Conservationists and scientists argue that this "ratio-based" approach is inherently flawed. "Once the fins are separated from the bodies, inspectors have a nightmare of a time figuring out which fin belongs to which shark, whether protected species are mixed in, or if bodies were just dumped overboard," explains Olivera. "It turns real enforcement into a math game rather than a secure chain of custody."
Because different shark species have different fin-to-body ratios, a blanket 5 percent rule is scientifically inaccurate and provides a convenient cover for illegal operators to mix in fins from endangered species or process far more sharks than they claim.
Human Toll and Industry Secrecy
Beyond the environmental devastation, the industry is increasingly associated with severe human rights abuses. Reports from the EJF indicate that the vessels involved in illegal finning are often the same ships where forced labor, physical beatings, and squalid living conditions are the norm.
Interviews with migrant fishers reveal a culture of silence maintained through intimidation. One Indonesian crew member working on a Chinese squid vessel in 2022 described the gruesome reality: "When sharks got entangled, they were lifted, and the fins were cut off. Most of [the Chinese] swallowed the bone marrow right away, while the fins were sundried."
These ships often utilize "hidden compartments" or secret freezers to store fins, effectively evading international oversight. The human cost—trapped at sea for years at a time, forced into illegal activities—presents a dual challenge for international policymakers: how to address both the environmental crimes and the labor violations occurring on the high seas.
Official Responses and Diplomatic Friction
When approached for comment, the Chinese Embassy in Washington maintained a stance of defensive ambiguity. A spokesperson stated that "China is deeply committed to science-based conservation and sustainable use of international fisheries resources," and asserted that the nation adheres to international law and regional fishery management organization requirements.

However, the spokesperson claimed the government was "not familiar with the specific situation" regarding the CBD petition. Notably, the response failed to address the specific allegations of shark finning, the use of ratio-based landing policies, or the documented human rights abuses aboard its distant-water fleet.

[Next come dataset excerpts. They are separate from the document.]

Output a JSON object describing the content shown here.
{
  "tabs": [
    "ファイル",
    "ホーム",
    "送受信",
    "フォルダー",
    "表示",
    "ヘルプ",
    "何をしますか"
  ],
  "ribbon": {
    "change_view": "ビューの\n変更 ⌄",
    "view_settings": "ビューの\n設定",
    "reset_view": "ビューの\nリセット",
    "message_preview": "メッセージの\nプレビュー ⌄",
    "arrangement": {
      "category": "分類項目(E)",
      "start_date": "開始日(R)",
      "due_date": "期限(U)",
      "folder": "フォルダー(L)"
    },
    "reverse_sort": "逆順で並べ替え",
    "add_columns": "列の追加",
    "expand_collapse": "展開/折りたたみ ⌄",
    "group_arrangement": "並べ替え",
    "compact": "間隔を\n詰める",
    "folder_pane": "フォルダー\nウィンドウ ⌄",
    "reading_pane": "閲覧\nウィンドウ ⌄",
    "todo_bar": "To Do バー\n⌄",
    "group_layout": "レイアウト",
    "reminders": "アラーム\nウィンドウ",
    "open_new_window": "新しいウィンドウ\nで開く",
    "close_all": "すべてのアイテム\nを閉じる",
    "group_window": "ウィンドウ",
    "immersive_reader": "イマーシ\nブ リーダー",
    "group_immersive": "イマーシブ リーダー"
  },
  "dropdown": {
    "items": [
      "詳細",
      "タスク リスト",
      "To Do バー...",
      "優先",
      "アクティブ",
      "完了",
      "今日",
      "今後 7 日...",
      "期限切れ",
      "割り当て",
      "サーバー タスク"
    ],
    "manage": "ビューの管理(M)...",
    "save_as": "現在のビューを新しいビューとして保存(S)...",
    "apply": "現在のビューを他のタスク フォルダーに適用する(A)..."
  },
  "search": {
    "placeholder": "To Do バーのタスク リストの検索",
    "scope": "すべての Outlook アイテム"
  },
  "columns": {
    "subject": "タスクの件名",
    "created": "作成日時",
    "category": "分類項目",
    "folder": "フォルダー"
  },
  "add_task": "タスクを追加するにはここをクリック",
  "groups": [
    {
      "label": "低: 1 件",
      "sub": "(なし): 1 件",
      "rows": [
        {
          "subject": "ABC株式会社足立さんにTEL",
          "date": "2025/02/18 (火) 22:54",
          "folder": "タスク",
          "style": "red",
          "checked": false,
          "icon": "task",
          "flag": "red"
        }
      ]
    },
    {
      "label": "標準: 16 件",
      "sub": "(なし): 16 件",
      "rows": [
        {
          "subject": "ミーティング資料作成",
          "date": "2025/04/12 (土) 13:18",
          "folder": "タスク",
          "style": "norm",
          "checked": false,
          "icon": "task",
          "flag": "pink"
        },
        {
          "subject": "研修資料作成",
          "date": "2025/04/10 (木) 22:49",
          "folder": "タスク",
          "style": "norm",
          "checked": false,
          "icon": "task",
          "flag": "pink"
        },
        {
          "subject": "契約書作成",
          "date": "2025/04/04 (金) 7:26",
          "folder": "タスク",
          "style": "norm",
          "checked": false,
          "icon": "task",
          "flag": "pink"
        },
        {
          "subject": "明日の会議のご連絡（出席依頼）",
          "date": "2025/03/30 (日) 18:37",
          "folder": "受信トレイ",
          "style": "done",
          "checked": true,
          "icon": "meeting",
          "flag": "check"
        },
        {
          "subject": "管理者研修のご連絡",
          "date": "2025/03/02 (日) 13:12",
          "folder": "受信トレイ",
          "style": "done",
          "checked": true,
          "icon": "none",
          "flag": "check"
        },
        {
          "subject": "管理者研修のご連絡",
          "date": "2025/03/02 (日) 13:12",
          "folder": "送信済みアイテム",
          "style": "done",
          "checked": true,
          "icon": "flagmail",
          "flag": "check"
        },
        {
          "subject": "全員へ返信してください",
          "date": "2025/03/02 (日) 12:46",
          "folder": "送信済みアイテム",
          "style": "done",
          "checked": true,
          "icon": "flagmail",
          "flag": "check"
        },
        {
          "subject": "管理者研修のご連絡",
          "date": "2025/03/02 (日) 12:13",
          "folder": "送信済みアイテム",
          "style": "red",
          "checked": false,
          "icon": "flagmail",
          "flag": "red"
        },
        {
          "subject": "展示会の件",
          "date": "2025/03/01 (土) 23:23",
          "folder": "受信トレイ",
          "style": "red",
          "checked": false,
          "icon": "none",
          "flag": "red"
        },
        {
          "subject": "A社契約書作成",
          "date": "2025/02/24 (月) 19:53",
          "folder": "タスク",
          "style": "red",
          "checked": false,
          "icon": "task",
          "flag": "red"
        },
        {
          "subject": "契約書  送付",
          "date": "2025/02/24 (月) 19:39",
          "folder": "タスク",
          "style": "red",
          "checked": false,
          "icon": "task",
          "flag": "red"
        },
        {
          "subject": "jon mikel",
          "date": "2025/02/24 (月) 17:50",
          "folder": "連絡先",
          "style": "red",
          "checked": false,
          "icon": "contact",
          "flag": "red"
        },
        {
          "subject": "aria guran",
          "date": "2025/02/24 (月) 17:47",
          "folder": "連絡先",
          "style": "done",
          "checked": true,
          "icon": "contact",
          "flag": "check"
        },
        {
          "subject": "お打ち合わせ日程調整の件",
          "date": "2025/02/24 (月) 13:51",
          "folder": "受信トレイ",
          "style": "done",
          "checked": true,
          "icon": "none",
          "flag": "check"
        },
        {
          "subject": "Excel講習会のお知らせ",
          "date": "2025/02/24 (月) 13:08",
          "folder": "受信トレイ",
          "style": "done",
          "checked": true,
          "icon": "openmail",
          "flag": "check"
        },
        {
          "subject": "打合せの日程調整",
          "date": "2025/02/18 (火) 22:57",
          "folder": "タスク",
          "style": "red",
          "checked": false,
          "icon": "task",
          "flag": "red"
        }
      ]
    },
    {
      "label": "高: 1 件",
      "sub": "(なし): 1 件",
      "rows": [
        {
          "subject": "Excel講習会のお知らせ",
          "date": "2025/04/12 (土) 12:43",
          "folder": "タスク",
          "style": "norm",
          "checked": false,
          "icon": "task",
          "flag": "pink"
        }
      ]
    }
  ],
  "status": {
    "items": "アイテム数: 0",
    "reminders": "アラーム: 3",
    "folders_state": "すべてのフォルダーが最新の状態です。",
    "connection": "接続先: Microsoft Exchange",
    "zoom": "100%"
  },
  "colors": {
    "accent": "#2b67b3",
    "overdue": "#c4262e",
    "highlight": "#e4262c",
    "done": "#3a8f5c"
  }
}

Implications for Global Trade and Policy
The potential for U.S. sanctions is not just a symbolic gesture; it would be a severe economic blow. If the National Marine Fisheries Service determines that China is indeed in violation of the Moratorium Protection Act, it would grant the U.S. President the authority to impose import bans on a massive scale.
Heidy Martínez, a shark scientist and communicator, emphasizes that the issue is a reflection of a global obsession with treating sentient, ancient creatures as mere commodities. "Shark finning is part of that larger story, a reflection of just how deeply we have exploited our oceans," she says.
The petition by the Center for Biological Diversity serves as a final, desperate attempt to force international accountability. If the U.S. moves forward with sanctions, it could trigger a seismic shift in how the world handles high-seas environmental crimes. It would essentially force China to choose between its current, lucrative, and largely unregulated distant-water operations and its access to the massive American consumer market.
As the legal and diplomatic gears begin to turn, the survival of the world’s remaining shark populations hangs in the balance. The goal of the petition is clear: to move beyond the "math games" of industry regulations and ensure that global conservation standards are not merely suggestions, but enforceable, non-negotiable rules. Whether the U.S. will leverage its economic power to stop this "bloody supply chain" remains one of the most significant environmental questions of the decade.